Discussions will be part of this year’s budget process, which will begin shortly with the submission of department heads’ proposals. the mayor said.  If the idea receives a positive reception, the change could be included in the 2011-12 village budget due for approval by the end of May, he said.
For his part, Sheriff Devlin, who is active in the New York State Sheriffs Association, said several such consolidations have happened around the state.
“I certainly understand why the mayor’s looking at it: The economy’s not that great,” said Devlin, adding his conversations with Booan have suggested there may be benefits for both village and county.
County Rep.
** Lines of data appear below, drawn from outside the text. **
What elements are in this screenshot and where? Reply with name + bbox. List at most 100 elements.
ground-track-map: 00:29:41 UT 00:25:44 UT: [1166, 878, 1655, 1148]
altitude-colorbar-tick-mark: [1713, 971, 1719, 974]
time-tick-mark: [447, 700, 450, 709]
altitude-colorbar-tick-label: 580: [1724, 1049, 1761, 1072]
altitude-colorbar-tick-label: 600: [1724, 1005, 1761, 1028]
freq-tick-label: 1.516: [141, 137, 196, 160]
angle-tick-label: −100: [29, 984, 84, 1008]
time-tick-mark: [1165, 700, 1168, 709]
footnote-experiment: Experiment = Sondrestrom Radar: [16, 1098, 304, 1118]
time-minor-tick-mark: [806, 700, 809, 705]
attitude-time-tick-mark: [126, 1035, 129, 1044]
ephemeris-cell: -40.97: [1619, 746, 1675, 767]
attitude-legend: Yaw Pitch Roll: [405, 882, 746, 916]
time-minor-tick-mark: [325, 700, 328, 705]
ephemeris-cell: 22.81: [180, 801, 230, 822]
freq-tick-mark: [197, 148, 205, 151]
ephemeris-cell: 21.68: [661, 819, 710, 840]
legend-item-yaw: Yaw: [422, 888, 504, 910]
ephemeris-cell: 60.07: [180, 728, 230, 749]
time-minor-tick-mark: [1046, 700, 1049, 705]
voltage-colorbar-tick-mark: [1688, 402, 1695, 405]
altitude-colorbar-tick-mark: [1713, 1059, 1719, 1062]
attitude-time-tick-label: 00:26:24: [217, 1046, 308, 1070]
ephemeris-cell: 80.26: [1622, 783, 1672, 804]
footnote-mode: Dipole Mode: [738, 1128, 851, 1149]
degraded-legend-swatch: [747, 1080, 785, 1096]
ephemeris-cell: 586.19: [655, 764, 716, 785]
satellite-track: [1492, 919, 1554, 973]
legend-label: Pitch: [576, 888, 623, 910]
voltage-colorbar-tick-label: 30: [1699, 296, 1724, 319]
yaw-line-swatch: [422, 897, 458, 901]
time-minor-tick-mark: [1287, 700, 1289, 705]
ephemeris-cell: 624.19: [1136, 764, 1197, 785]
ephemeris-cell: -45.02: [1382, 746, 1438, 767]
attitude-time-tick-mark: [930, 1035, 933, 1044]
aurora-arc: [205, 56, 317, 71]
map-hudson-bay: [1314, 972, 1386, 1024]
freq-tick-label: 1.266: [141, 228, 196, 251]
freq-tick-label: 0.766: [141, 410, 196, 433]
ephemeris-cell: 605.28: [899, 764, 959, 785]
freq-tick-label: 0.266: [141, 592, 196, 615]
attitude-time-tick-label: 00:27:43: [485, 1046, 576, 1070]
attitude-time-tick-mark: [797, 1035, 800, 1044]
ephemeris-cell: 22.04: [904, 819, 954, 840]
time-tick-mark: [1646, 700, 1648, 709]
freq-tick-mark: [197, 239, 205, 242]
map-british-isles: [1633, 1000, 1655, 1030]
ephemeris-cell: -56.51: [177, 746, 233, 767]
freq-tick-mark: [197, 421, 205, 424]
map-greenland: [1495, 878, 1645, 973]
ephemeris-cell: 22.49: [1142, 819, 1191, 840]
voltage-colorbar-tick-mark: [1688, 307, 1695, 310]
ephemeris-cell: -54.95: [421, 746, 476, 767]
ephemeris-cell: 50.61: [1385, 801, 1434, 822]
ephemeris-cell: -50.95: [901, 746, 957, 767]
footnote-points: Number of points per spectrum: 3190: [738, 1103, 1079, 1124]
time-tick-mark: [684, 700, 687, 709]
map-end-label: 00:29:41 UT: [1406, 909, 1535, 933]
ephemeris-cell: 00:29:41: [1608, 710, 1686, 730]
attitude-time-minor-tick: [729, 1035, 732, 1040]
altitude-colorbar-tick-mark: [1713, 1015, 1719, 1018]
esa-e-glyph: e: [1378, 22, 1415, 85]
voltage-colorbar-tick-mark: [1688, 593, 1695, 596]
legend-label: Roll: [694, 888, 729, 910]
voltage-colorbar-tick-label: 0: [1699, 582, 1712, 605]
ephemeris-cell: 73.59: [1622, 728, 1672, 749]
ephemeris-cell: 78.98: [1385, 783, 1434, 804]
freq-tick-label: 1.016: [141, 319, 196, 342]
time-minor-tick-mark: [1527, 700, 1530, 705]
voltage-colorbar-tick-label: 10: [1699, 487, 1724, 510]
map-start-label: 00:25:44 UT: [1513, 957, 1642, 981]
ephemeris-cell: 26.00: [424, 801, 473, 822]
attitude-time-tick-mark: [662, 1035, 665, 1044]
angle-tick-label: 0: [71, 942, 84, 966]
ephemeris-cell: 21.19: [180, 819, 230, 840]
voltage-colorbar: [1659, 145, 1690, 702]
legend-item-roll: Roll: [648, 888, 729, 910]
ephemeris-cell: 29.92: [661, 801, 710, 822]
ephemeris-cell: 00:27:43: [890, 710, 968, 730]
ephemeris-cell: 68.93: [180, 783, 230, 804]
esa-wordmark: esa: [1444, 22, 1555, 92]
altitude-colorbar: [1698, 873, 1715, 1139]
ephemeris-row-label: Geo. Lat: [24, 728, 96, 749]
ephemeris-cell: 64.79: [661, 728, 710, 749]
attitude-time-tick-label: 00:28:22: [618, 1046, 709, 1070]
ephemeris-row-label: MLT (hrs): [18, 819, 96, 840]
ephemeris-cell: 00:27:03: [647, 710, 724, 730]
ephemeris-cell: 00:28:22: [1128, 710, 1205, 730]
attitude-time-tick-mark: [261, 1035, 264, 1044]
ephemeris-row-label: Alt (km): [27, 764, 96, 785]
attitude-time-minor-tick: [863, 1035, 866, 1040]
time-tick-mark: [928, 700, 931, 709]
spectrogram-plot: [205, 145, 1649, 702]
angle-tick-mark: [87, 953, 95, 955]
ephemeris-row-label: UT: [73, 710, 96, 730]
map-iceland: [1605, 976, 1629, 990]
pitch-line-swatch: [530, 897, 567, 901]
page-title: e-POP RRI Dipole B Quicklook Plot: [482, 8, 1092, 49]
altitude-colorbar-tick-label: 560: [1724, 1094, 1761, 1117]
Greg Relic, R-Unadilla, who chairs the county’s Public Safety Committee, said that, in advance of meeting with Booan and Devlin, he was short on particulars and had not reached any opinion on the idea’s merit.
Booan said he began thinking about the shared-service possibility after the Good Friday shooting in Cooper Park, when village, county sheriff’s and state police cruisers lined Main and Fair streets around the scene.
A similar incident that dramatized overlapping coverage in the Town of Clay led to that community getting police coverage from the Onondaga County Sheriff’s Department, he said.  The Village of Whitesboro, outside Utica, worked out an arrangement with Oneida County.
Discussion and public input might cause the trustees to maintain the status quo, or to contract with the sheriff’s department, or to do something in between, Booan said.
“We shouldn’t be afraid to ask these questions,” the mayor said.  “We shouldn’t be afraid to explore the options.”
Now, he said, the police department costs taxpayers $500,000 a year, about half the local tax levy and “one of the largest expenses in the general fund budget.”
“We must face the reality that government spending needs to be responsibly evaluated and planned for the future of this community.  We have to determine how to deliver services at the most cost effective options for our residents,” Booan said.